Interpretive Summary: Choline and folate are important nutrients for brain functions and behavior. Present study was designed to investigate whether modification of the dietary folate-choline status in young rats would affect brain biochemistry and behavior. Forty male Sprague Dawley rats were maintained for ten weeks on folate sufficient or folate deficient diets with or without 2% choline. These experimental conditions resulted in severe folate depletion in the plasma and liver, and mild folate deficiency in the brain. Dietary folate deficiency alone significantly decreased concentration of negatively-charged fat in brain membranes, whereas the addition of supplemental choline alleviated this effect. Choline supplementation did not abolish the depletion of positively-charged fat in brain membranes, under folate deficient conditions. Dietary folate deficiency did not affect behavior, whereas dietary choline supplementation significantly improves cognitive functions.

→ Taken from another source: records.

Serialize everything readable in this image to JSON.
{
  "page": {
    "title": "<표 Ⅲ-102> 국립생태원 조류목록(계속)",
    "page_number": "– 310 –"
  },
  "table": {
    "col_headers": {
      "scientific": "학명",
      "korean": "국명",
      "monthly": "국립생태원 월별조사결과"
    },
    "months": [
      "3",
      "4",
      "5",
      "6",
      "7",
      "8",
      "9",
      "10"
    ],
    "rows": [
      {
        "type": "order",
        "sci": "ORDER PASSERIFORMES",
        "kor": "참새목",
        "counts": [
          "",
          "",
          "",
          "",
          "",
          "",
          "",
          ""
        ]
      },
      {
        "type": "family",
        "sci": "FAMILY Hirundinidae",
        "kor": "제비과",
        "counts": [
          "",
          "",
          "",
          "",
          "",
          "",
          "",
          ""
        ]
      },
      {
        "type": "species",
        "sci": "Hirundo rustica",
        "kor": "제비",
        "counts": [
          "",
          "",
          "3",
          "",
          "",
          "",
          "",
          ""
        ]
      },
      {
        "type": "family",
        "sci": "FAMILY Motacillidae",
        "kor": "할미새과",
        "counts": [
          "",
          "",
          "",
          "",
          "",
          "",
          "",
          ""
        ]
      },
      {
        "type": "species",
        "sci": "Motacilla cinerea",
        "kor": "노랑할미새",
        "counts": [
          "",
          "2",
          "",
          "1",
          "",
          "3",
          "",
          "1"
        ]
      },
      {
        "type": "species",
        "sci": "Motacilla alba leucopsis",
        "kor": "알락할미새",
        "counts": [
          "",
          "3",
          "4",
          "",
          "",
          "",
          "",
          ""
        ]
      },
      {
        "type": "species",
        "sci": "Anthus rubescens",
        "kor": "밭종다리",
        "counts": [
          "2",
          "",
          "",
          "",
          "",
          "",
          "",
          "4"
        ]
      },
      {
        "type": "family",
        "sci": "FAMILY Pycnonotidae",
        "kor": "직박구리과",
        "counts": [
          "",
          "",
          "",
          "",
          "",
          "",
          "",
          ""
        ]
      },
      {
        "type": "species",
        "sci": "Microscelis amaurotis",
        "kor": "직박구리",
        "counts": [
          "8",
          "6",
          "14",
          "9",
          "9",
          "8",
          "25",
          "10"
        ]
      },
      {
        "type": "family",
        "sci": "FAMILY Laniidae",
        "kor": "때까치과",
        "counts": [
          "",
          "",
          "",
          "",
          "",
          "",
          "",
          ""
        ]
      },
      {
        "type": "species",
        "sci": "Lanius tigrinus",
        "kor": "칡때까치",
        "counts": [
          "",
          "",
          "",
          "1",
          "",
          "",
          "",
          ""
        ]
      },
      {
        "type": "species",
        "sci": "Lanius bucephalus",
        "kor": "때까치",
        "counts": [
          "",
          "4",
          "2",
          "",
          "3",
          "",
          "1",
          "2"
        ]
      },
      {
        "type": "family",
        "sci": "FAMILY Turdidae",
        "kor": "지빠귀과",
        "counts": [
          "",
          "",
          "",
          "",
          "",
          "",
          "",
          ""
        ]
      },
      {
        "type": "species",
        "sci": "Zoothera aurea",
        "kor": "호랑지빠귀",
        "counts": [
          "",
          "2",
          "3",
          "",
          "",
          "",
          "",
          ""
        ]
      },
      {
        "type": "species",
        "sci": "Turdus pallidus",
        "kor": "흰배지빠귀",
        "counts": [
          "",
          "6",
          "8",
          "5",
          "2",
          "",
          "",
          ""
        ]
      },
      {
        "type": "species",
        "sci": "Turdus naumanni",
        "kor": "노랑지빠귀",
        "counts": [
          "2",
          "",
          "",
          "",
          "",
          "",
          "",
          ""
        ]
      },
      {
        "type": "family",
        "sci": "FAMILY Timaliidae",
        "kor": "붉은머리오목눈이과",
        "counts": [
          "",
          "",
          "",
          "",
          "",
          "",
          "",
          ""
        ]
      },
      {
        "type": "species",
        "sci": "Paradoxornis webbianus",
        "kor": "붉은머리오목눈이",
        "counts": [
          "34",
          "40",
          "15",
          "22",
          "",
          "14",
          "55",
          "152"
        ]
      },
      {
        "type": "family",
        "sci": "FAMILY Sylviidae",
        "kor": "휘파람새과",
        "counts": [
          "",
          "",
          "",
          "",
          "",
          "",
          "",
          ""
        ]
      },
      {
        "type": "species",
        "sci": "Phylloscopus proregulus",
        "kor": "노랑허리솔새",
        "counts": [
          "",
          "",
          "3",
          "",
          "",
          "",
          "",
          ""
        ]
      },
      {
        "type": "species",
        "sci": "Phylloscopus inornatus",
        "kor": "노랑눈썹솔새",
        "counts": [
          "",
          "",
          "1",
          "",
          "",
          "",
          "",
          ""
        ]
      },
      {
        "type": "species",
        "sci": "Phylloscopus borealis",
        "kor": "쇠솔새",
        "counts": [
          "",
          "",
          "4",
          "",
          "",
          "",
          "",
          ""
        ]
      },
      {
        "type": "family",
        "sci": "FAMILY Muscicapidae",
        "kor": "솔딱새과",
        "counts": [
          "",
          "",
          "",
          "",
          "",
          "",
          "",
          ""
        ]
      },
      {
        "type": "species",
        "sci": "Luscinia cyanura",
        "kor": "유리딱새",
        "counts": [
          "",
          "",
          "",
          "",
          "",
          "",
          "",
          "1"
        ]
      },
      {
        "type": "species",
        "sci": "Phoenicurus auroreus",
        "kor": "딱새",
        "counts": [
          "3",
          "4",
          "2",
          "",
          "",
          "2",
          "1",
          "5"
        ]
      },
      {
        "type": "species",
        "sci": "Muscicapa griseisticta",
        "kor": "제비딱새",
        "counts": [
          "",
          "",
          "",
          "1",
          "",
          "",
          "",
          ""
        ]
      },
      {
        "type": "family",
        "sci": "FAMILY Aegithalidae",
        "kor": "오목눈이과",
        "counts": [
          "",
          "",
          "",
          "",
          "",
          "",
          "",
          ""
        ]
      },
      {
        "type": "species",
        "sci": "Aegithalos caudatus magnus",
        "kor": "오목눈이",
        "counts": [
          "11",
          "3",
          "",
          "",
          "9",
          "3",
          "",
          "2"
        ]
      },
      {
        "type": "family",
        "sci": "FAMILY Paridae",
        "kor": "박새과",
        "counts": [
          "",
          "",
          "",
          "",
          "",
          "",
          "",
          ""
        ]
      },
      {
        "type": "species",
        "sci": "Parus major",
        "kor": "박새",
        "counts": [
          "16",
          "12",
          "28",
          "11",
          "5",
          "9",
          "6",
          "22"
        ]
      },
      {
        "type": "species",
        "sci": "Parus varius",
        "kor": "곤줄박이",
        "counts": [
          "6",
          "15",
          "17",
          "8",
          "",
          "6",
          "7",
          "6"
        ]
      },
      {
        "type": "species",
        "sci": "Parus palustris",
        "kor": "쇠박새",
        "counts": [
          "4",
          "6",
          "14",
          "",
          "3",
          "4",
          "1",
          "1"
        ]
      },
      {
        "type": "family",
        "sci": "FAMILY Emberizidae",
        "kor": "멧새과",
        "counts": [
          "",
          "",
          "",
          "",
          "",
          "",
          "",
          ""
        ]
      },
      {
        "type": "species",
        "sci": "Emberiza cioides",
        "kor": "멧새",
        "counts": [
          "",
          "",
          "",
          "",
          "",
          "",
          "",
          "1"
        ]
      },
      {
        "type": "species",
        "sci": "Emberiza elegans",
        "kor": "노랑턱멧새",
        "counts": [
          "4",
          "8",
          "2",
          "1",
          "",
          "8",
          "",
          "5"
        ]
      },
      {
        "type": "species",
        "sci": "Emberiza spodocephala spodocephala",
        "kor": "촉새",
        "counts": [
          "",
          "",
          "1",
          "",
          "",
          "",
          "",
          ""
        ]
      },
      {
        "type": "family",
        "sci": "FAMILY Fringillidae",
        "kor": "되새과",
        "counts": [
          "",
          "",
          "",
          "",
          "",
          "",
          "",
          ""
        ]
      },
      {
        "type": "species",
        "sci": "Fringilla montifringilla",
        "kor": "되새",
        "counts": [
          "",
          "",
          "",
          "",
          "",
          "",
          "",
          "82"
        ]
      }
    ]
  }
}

Technical Abstract: The relationship between choline and folate metabolisms is an important issue due to the essential role of these nutrients in brain plasticity and cognitive functions. Present study was designed to investigate whether modification of the dietary folate-choline status in young rats would affect brain biochemistry and behavior. Forty male Sprague Dawley rats were maintained for ten weeks on folate sufficient or folate deficient diets with or without 2% choline. These experimental conditions resulted in severe folate depletion in the plasma and liver, and mild folate deficiency in the brain. Dietary folate deficiency alone significantly depleted negatively-charged phospholipids in the brain and liver, primarily due to the decrease in the phosphatidylserine levels, whereas the addition of supplemental choline alleviated these effects. Choline supplementation did not abolish the depletion of positively-charged choline-containing phospholipid, sphingomyelin, under folate deficient conditions. The increase in the ACh levels due to the high dietary choline status was associated with a lower release of striatal dopamine under folate deficiency. The differential effect of the dietary choline supplementation under folate deficiency on behavior-mediated neurotransmitters, acetylcholine and dopamine, was associated with improved cognitive performance in the Morris Water Maze. These results support a long-standing hypothesis of an antagonistic balance between dopamine and ACh and provide new insight on the role of the dietary modification of membrane negatively- and positively-charged phospholipids and their role in regulation of ACh and dopamine crosstalk.